Of these top brands, only private label and Dreyer’s Edy’s standard brand lost ground during the period. These numbers are from IRI’s F/D/MX channel which includes food, drugstores, and mass merchandisers other than Wal-Mart. 


Meanwhile in the yogurt case, the monster brand is Dannon’s Activia. Sure that 800% dollar growth is skewed by the brand’s newness, but just the fact that Activia has scaled its way up into the top five in a little over of year is pretty amazing.

Light brands from Yoplait and Dannon continue to perform well too, and Stonyfield Farm, one of the world’s most successful natural and organic brands, shows no signs of slowing after nearly 25 years, with dollar sales growing by more than 20% for the period.

Of course yogurt may be dairy’s least mature category, and one that, by definition, responds well to innovative product development. The overall category was up 6.0% in dollar sales for the period.


Milk sales have made a real turnaround in the last year, and looking at IRI’s numbers, which do not include food service or convenience, we see more of the same in the first quarter of 2007. Unit sales have been in the black for two consecutive quarters, after several quarters of lessening declines. Dollar sales are growing, too. Some of the dollar sales increase appears to be related to higher prices, which could impact unit sales. In fact, unit sales grew less in the Q1 than in Q4 2006.

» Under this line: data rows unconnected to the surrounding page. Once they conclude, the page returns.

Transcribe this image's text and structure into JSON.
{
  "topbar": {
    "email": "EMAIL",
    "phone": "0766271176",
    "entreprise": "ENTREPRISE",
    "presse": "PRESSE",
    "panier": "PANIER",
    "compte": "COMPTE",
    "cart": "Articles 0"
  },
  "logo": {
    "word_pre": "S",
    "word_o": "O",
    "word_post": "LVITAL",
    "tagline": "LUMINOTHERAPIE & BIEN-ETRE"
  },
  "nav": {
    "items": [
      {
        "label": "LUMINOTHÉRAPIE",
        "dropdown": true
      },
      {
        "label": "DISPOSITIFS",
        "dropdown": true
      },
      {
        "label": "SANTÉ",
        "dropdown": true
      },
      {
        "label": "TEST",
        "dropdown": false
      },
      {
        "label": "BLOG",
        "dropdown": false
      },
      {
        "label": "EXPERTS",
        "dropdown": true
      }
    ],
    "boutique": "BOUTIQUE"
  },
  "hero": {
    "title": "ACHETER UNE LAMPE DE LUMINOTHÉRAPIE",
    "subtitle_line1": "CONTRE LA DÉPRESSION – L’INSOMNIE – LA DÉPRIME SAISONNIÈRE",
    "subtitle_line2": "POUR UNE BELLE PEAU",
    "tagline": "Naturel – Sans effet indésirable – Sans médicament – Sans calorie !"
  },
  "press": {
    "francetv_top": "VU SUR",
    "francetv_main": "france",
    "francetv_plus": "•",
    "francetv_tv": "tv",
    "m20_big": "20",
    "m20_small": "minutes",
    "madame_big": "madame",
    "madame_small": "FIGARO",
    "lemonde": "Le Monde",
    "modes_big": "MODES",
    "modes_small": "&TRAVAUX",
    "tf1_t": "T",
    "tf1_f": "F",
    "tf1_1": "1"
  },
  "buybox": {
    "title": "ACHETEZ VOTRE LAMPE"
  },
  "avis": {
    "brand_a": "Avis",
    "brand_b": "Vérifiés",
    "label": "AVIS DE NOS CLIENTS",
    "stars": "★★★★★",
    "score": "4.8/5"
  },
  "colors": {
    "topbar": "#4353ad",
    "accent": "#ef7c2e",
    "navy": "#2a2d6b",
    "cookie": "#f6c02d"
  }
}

In the cheese category, natural cheese continues to show growth at retail. Overall natural cheese sales grew by more than 4% by dollar and unit measures, in the Q1, according to IRI. For the 52 weeks ended March 25, unit sales jumped nearly 6%.

Unit sales of natural slices were up more than 15% during that time and unit and dollar sales of natural crumbles skyrocketed—both grew nearly 20%. That leveled off considerably however in Q1, with unit sales of crumbles going nearly flat compared to the same quarter in 2006.